Porgy and Bess
Mitchell, Slack, Blue; Packer, Lynch, Owens; San Francisco Opera Orchestra and Chorus, Demain. Production: Zambello. EuroArts 2059634 (Blu-Ray) or 2059638 (DVD), 158 mins. (0pera), 29 mins. (bonus), subtitled
Porgy and Bess is indisputably a great work, but it can't be an easy assignment for a stage director. Its dramaturgical limitations remind us time and again that Gershwin was not an experienced hand at opera. In its first half especially — before the Porgy–Bess–Crown triangle takes hold — the piece can seem to lurch from one hit tune to the next without any particular dramatic context.

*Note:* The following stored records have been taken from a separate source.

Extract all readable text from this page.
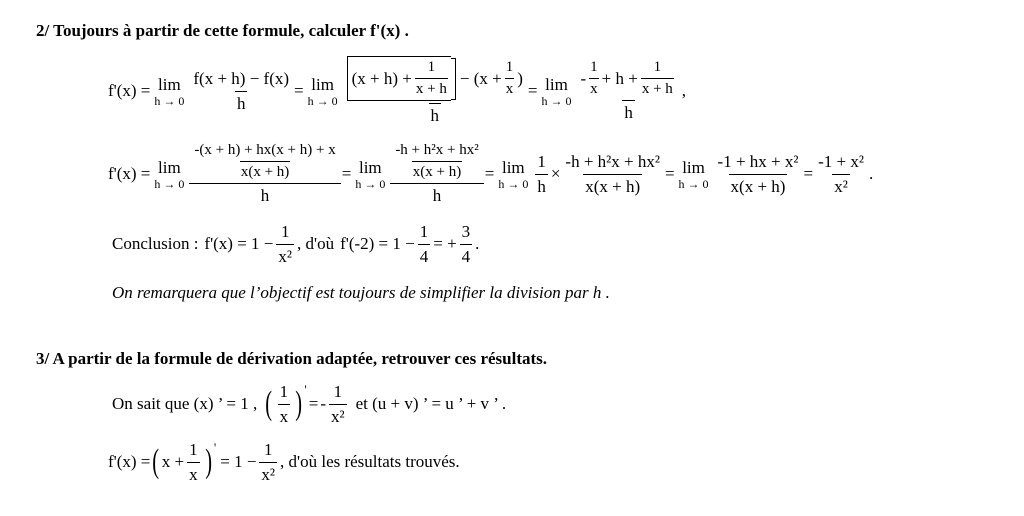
2/ Toujours à partir de cette formule, calculer f'(x) .
f'(x) = lim
$h \to 0 \frac{f(x + h) - f(x)}{h} = \lim$
h → 0
$(x + h) + \frac{1}{x + h} - (x + \frac{1}{x}$ )
h
= lim
$h \to 0 \frac{- \frac{1}{x} + h + \frac{1}{x + h}}{h}$ ,
f'(x) = lim
$h \to 0 \frac{\frac{-(x + h) + hx(x + h) + x}{x(x + h)}}{h} = \lim$
$h \to 0 \frac{\frac{\text{-h + h²x + hx²}}{x(x + h)}}{h} = \lim$
$h \to 0 \frac{1}{h} \times \frac{\text{-h + h²x + hx²}}{x(x + h)} = \lim$
$h \to 0 \frac{\text{-1 + hx + x²}}{x(x + h)} = \frac{\text{-1 + x²}}{\text{x²}}$ .
Conclusion : $f'(x) = 1 - \frac{1}{\text{x²}}$ , d'où $f'(-2) = 1 - \frac{1}{4}$ = + $\frac{3}{4}$ .
On remarquera que l’objectif est toujours de simplifier la division par h .
3/ A partir de la formule de dérivation adaptée, retrouver ces résultats.
On sait que (x) ’ = 1 , ( $\frac{1}{x}$ ) '
= - $\frac{1}{\text{x²}}$ et (u + v) ’ = u ’ + v ’ .
f'(x) = ( $x + \frac{1}{x}$ ) '
= $1 - \frac{1}{\text{x²}}$ , d'où les résultats trouvés.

Francesca Zambello certainly hasn't found a solution to the problem in this production, which originated at Washington National Opera in 2005 and is here seen in a June 2009 San Francisco Opera mounting. Even though Peter J. Davison's sets are semi-abstract (his Catfish Row looks like an abandoned, broken-walled warehouse), the mode of the stage action is quasi-naturalistic, with fidgety bits of business that continually diffuse the dramatic tension. The chorus, milling around onstage for much of the opera, often seems like a bunch of people waiting for a performance of Porgy and Bess to happen. The close of the first scene, when Bess seeks refuge in Porgy's shack, should be the drama's first great defining moment. But Zambello sabotages it by using the emotion-drenched orchestral postlude as underscoring to a scene change.

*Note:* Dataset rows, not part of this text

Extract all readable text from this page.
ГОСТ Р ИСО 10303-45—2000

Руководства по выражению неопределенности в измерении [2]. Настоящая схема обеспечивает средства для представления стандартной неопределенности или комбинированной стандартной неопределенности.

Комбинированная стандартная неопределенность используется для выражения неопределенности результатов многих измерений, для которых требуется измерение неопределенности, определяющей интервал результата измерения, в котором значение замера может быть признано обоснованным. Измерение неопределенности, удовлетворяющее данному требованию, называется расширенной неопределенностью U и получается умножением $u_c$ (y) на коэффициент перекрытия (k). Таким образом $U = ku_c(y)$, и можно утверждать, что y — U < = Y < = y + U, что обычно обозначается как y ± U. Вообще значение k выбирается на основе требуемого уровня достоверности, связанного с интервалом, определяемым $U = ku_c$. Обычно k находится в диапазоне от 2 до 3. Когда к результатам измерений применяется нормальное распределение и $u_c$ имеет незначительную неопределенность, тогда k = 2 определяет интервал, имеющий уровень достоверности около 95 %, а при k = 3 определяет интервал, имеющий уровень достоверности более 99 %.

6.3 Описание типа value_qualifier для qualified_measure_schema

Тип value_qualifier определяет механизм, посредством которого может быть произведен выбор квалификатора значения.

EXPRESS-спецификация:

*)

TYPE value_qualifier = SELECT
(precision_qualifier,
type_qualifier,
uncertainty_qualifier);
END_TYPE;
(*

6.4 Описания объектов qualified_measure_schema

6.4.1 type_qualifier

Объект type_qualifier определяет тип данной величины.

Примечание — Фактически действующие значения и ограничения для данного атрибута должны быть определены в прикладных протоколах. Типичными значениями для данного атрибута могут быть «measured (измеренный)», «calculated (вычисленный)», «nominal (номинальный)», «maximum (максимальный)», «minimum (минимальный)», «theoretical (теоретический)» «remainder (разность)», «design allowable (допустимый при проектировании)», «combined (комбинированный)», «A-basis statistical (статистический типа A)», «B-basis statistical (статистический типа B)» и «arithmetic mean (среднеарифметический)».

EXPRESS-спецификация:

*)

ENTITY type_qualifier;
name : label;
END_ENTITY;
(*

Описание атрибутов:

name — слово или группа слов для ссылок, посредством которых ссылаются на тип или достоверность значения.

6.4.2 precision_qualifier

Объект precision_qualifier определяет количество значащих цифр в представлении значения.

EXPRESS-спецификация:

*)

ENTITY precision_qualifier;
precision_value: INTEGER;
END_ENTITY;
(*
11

Perhaps something was lost when the production moved from the Kennedy Center to the larger War Memorial Opera House, but the proceedings throughout have a shouted-to-the-rafters quality that continually subverts any suspension of disbelief. Little is suggested; much is indicated. Bess bumps and grinds during the poker game, and Crown adds a pelvic thrust to "A Red-Headed Woman," as if to let us know that sex is indeed a part of the work's equation. And the shuckin' and jivin' that Zambello seems to encourage at every turn not only further diffuses the dramatic focus; it courts the racist stereotypes that a present-day Porgy would do well to avoid.

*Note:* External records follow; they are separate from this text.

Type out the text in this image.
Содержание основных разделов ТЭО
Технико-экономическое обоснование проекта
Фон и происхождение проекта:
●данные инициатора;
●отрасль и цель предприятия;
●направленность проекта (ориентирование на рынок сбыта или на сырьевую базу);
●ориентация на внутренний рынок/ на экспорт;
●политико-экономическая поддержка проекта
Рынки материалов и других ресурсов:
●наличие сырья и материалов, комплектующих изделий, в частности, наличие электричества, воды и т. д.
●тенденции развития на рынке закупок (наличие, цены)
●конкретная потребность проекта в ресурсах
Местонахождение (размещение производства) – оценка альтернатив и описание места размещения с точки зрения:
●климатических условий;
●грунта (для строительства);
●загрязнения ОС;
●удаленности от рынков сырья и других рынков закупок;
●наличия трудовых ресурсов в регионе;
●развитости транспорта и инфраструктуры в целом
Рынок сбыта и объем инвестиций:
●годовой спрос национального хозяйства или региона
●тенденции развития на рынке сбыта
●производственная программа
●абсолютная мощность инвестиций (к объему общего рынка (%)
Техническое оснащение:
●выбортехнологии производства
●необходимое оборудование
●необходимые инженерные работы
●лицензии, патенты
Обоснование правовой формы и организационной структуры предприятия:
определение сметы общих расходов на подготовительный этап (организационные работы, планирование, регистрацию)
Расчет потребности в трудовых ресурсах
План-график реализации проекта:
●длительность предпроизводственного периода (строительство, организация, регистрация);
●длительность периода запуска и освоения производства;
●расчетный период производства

It's telling that the performance most comes together as a work of music theater in its final scene, with Porgy's double aria "Oh Bess, Oh Where's My Bess"/"Oh Lawd, I'm On My Way." Small wonder: Porgy here is Eric Owens, bringing to the assignment the outsize presence and the vulnerability — not to mention the stupendous voice — that are so much a part of his makeup. He alone delivers the pathos that should so powerfully dominate this opera.
His colleagues aren't nearly on his level. Laquita Mitchell, slightly zaftig and extraordinarily pretty, certainly looks like a Bess. But her voice is in uncertain control. Great moments, such as Bess's recitative "It's like this, Crown," lose their impact simply because Mitchell has so much trouble navigating the vocal line. Lester Lynch sings strongly as Crown, but he projects little sexual danger; when he shows up bare-chested in the hurricane scene, the six-pack painted on his belly epitomizes the limitations of his performance.
Karen Slack's Serena, in "My Man's Gone Now," adds sobs and moans to a vocal line that unadorned can present a devastating expression of grief. Angel Blue, as Clara, belts out "Summertime" in tones unlikely to lull her baby to sleep. Chauncey Parker is a Sporting Life intent more on display than on insinuation; his performance is a reminder that Gershwin conceived the role within a vaudeville tradition that has long since vanished. Conductor John DeMain — who led a classic 1976 recording of Porgy and Bess, brimming with vitality — here seems to have lost his enthusiasm for the piece. This dispiriting release could well evoke a similar response in the viewer.